The Taliban have no broader goals outside ruling Afghanistan and ousting foreign occupiers, so the direct threat justification falls flat. Cries of a fundamentalist caliphate stretching across the region are simply paranoid and ignorant of the fact that our presence inspires such ideology rather than our absence; “Some policy makers,” writes Bandow, “appear to fantasize that only a pro-Western government buttressed by an American military presence can prevent” a potentially violent geopolitical competition between the U.S. and the other regional powers. But that talk is merely the fright of people profoundly committed to superpower status in every corner of the world. And anyway, such a power grab hardly justifies thousands of deaths, endless war, and a bolstering national security state here at home.
So why, then, are we still there? I think the reason may be analogous for the prolongation of the Vietnam War. By 1965, Secretary of Defense Robert McNamara had admitted the war was unwinnable, but necessary in order to maintain international credibility and prestige.

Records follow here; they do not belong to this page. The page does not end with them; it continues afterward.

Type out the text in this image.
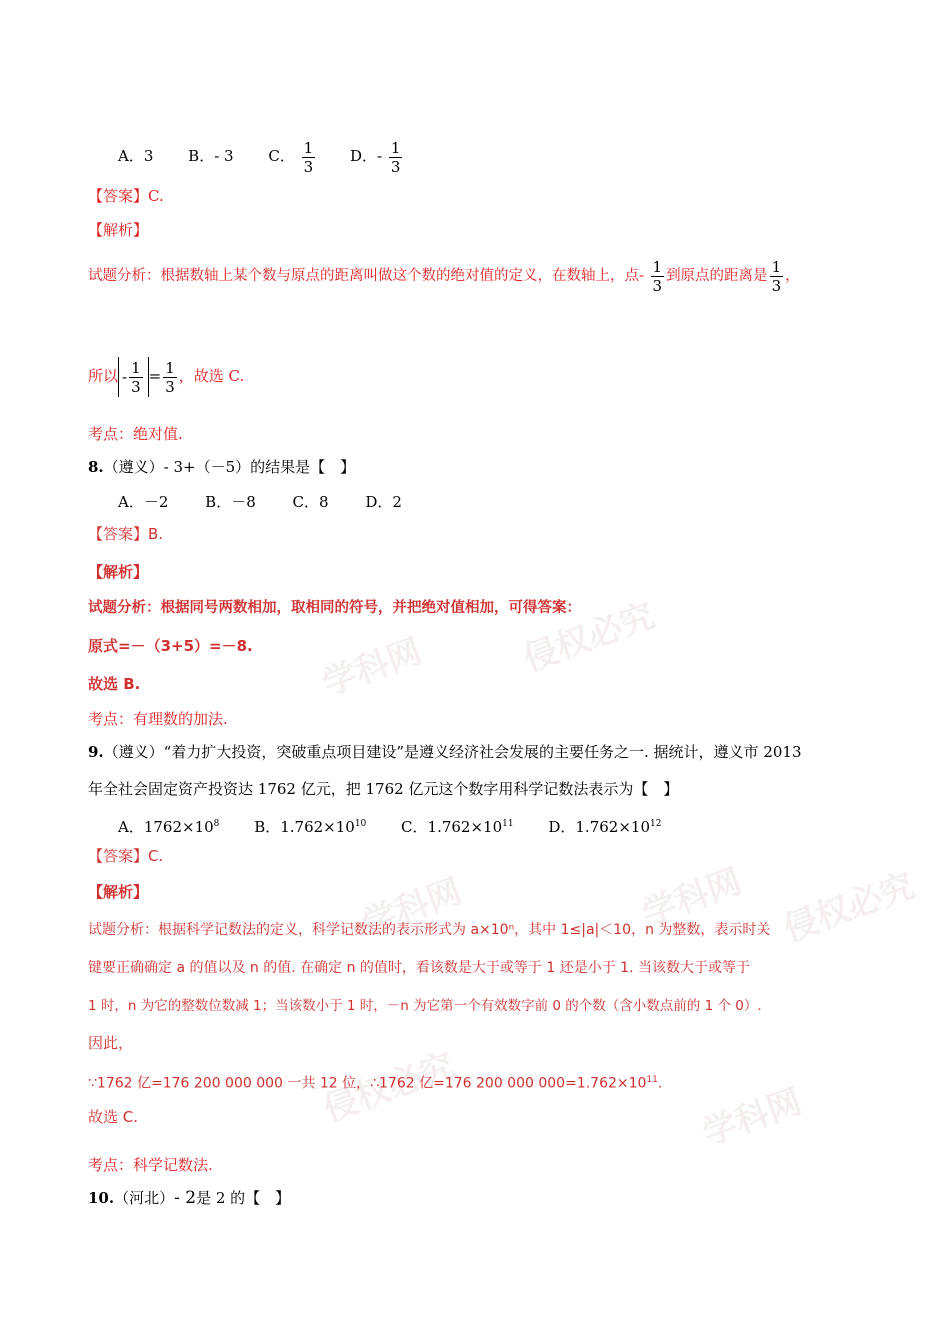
学科网	侵权必究
学科网	学科网 侵权必究
侵权必究	学科网
A．3 B．- 3 C． $\frac{1}{3}$ D．- $\frac{1}{3}$
【答案】C.
【解析】
试题分析：根据数轴上某个数与原点的距离叫做这个数的绝对值的定义，在数轴上，点- $\frac{1}{3}$ 到原点的距离是 $\frac{1}{3}$ ，
所以 - $\frac{1}{3} = \frac{1}{3}$ ，故选 C.
考点：绝对值.
8.（遵义）- 3+（－5）的结果是【　】
A．－2 B．－8 C．8 D．2
【答案】B.
【解析】
试题分析：根据同号两数相加，取相同的符号，并把绝对值相加，可得答案：
原式=－（3+5）=－8.
故选 B.
考点：有理数的加法.
9.（遵义）“着力扩大投资，突破重点项目建设”是遵义经济社会发展的主要任务之一. 据统计，遵义市 2013
年全社会固定资产投资达 1762 亿元，把 1762 亿元这个数字用科学记数法表示为【　】
A．$1762\times 10^8$ B．$1.762\times 10^{10}$ C．$1.762\times 10^{11}$ D．$1.762\times 10^{12}$
【答案】C.
【解析】
试题分析：根据科学记数法的定义，科学记数法的表示形式为 a×10ⁿ，其中 1≤|a|＜10，n 为整数，表示时关
键要正确确定 a 的值以及 n 的值. 在确定 n 的值时，看该数是大于或等于 1 还是小于 1. 当该数大于或等于
1 时，n 为它的整数位数减 1；当该数小于 1 时，－n 为它第一个有效数字前 0 的个数（含小数点前的 1 个 0）.
因此，
∵1762 亿=176 200 000 000 一共 12 位，∴1762 亿=176 200 000 $000=1.762\times 10^{11}$.
故选 C.
考点：科学记数法.
10.（河北）- 2是 2 的【　】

Obama is saving face, as were leaders conducting the Vietnam War.
What’s more is that our very presence as military occupiers and props to a corrupt government is the fuel for the resistance. The U.S. cannot win militarily, because the Taliban and other insurgents will continue to resist. William Oliver Trafton, a U.S. soldier in the war in the Philippines, considered the enemy a lower breed of people and expected a quick U.S. victory. Writing in his diary, he recalled a conversation with his friend:
He says, “Hell, they sure won’t kill only 40 of us.”
I says, “You told me that we could whip the whole thing in two weeks.”
He says, “Haven’t we licked them every time that we have had a fight?”
I says, “Yes, but the damn fools won’t stay whipped.”
Unfortunately, saving face seems to require a military victory over all else. As Bandow says:
A deal would appear to be the best of a bad set of options. The late Richard Holbrooke hoped to negotiate, but Gen. David Petraeus “was looking for something closer to a surrender than a negotiation from the Taliban, and his remains the default position in the Obama administration,” complained Time columnist Joe Klein. Other officials don’t want to talk until the United States has established clear military advantage—but what if the Taliban adopts the same strategy?